Targeted material under solid microscope can improve the detection rate of early colorectal cancer

Release date: 2007-08-22

Targeted material under solid microscope can improve the detection rate of early colorectal cancer ----------------------------------- ---------------------------------------------
In recent years, the incidence of colorectal cancer in China has been increasing year by year. How to improve the diagnosis of early colorectal cancer from pathological means is one of the current research focuses. With the development of stained endoscopy and magnifying endoscopy and through the study of the type of colorectal mucosal opening and its relationship with different lesions, these new methods have been shown to help improve the detection rate of early colorectal cancer. How to locate lesions and target materials is the key to improve the early detection rate of colorectal cancer.

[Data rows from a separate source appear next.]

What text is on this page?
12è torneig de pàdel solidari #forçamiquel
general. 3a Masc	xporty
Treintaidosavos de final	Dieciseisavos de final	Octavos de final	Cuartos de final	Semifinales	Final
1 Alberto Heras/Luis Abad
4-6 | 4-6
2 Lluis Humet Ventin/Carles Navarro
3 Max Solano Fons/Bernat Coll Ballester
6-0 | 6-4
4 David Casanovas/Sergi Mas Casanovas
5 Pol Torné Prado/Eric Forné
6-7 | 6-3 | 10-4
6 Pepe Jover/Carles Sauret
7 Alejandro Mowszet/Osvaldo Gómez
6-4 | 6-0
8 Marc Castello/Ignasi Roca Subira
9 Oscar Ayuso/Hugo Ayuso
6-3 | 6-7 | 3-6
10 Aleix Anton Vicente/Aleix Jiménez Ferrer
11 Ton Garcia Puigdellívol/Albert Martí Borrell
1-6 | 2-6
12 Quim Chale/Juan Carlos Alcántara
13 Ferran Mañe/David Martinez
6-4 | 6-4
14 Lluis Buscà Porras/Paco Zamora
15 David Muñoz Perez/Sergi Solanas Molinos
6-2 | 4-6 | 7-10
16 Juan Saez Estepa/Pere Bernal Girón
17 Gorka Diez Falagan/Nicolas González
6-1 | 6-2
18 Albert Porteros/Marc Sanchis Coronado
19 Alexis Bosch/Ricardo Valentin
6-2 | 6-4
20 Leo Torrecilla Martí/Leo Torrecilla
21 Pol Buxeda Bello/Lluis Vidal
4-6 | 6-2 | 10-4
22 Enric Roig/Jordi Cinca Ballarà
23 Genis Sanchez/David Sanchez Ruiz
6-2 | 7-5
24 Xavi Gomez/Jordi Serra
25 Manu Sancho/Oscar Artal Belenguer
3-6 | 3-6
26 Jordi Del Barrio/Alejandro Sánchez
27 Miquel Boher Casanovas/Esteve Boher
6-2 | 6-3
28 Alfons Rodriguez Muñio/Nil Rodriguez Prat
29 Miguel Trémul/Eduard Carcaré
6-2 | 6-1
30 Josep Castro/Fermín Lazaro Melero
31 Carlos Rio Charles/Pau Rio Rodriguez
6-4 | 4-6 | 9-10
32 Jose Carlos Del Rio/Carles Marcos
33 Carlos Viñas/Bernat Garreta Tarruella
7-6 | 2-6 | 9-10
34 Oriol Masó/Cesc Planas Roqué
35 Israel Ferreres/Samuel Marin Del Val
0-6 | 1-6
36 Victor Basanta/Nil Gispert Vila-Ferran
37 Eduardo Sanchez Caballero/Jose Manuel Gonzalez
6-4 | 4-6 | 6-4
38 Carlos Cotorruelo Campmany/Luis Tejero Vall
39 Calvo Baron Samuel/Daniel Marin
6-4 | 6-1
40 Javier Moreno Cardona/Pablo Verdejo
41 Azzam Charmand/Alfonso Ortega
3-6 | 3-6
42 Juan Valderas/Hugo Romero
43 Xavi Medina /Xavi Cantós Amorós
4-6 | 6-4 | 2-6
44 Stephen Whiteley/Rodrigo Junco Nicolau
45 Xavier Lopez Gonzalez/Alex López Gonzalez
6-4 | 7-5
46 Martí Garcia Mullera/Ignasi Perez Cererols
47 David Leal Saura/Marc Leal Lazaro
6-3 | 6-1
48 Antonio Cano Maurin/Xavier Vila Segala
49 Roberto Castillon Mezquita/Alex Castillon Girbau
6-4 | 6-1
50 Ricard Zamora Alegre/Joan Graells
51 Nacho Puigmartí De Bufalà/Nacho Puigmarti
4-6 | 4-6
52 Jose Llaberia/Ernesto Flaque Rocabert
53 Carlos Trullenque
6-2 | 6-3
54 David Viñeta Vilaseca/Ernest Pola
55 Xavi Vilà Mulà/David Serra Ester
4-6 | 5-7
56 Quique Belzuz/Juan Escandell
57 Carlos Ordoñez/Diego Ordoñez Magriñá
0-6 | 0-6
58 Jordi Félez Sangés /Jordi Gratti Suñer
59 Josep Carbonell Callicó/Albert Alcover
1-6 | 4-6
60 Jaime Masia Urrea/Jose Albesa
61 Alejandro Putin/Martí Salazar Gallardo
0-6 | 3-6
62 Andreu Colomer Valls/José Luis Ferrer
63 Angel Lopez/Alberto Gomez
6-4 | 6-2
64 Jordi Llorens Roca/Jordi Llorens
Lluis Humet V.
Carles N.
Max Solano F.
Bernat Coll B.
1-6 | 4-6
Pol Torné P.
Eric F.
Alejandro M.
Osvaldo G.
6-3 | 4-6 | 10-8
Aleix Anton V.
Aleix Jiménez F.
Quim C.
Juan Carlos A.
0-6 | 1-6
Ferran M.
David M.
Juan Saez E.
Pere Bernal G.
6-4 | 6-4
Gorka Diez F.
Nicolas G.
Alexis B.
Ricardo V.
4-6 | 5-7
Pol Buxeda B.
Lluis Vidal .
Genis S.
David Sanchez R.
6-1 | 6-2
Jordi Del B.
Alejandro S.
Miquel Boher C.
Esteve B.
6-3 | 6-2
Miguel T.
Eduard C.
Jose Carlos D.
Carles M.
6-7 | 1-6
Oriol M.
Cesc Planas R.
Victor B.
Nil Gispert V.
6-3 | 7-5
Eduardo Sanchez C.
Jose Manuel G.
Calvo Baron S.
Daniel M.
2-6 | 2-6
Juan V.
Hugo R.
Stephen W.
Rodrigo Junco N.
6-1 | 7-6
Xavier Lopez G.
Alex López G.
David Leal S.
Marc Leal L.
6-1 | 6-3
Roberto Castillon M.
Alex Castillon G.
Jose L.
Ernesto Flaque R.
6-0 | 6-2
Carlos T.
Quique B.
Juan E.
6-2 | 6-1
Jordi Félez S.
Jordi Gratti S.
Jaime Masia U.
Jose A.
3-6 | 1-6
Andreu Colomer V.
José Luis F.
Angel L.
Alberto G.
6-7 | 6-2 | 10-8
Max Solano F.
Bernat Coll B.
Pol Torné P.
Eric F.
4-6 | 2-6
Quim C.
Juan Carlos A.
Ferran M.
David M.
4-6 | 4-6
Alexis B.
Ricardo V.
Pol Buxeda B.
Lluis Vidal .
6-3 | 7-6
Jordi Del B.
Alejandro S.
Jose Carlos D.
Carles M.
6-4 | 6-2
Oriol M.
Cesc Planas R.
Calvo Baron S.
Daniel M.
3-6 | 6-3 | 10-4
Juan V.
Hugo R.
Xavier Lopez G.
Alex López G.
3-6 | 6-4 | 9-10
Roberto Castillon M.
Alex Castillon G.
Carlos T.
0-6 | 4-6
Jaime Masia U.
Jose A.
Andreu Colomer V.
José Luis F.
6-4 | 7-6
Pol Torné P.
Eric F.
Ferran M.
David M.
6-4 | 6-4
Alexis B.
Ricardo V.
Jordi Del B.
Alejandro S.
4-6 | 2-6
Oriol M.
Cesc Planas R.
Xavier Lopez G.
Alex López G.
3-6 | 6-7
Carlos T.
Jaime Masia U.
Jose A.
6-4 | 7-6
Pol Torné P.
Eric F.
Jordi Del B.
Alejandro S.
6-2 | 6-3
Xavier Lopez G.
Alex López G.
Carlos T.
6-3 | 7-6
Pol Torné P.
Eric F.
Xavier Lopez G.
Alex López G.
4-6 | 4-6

We used a routine colonoscopy of the Southern Hospital from August 2005 to December 2005 to perform endoscopic mucosal dissection of colorectal neoplastic lesions, with cases of suspected cancerous lesions ≥10 mm. Suspected lesions were found under colonoscopy, and local spray dyes adequately showed the extent of the lesion. The magnifying endoscope was used to observe the morphology of the glandular opening of the lesion and classify it, and the lesions of the tumor, such as tumor polyps or lateral developmental tumors, were removed. Pathological examination was performed on both targeted samples and random samples. According to the method of diagnostic pathology, the dysplasia was divided into mild (Class I), moderate (Class II) and severe (Class III) with the glandular opening classification method of Kudo?Mying. Irregular branches, bridging, and common walls form a sieve-like structure. The hyperplastic glands are considered as carcinoma in situ, and all pathological sections are diagnosed by two pathologists. A comparison of ≥10 mm specimens of adenoma dissection in the same period in 2004 (54, randomized) was performed.
Endoscopic examination revealed 38 cases of neoplastic lesions with a duct opening of IIIL, IV, and Vi. A total of 40 lesions were resected with a lesion diameter of 10 to 45 mm with an average of 18.95 mm. Of these tubular villus adenomas or villous adenomas ≥10 mm, most were associated with moderate to severe dysplasia (Table 1). The endoscopic exfoliated specimens were stained with mucosa, and the stereoscopic observation of the target was compared with conventional random sampling (Table 2). The former detected severe dysplasia (including precancerous lesions) accounted for 40% (16/). 40 cases), while the latter detected 2.5% (1/40 cases), the difference was significant (P < 0.001).
Severe dysplasia (including precancerous lesions) detected by random sampling in the same period of 2004 accounted for 7.4% (4/54 cases), which was significantly lower than that of targeted materials in 2005 (P<0.001, Table 2). Comparing the randomized materials in 2005 with the results of the randomized pathological examination in 2004, it was found that there was no significant difference in the detection rate of early colorectal cancer (including severe dysplasia) (P=0.341). Conventional pathological examination can only be performed without cutting, embedding and sectioning because it is difficult to observe the whole lesion. Clinically, it is often impossible to perform serial sectioning of whole tumors, and thus it is easy to miss a small and severe lesion (early colorectal cancer).
Endoscopic early colorectal cancer and moderate to severe dysplasia glandular opening (pit) are mostly IIIs, IV, Vi, Vn type, especially V type can be considered as early colorectal cancer, so by combining Enlarge the endoscopic and mucosal staining techniques to target the material, so that the focal microcarcinoma is not missed, and improve the diagnosis rate of early colorectal cancer. In this study, after endoscopic and mucosal staining for whole tumor biopsy, mucosal staining combined with solid microscopy was used for targeted biopsy. In 40 cases of suspected cancerous cases, 16 cases were diagnosed as early stage cancer (including severe dysplasia). The 16 specimens were randomly selected for examination, except for one case with pathological diagnosis of severe dysplasia, and the other 15 cases were mild or moderate dysplasia. Of the 54 patients randomized in the same period in 2004, only 4 early cancers (including severe dysplasia) were detected. In 2005, the detection rate of targeted dysplasia and carcinogenesis was 40%, which was significantly higher than the random sampling rate in 2004 and 2005. Pay attention to the pathological target material after whole tumor biopsy. Comprehensive application of magnifying endoscopic mucosal staining technique and solid microscopy after whole tumor biopsy can improve the detection rate of early colorectal cancer in China and standardize the pathological examination of flat lesions of large intestine.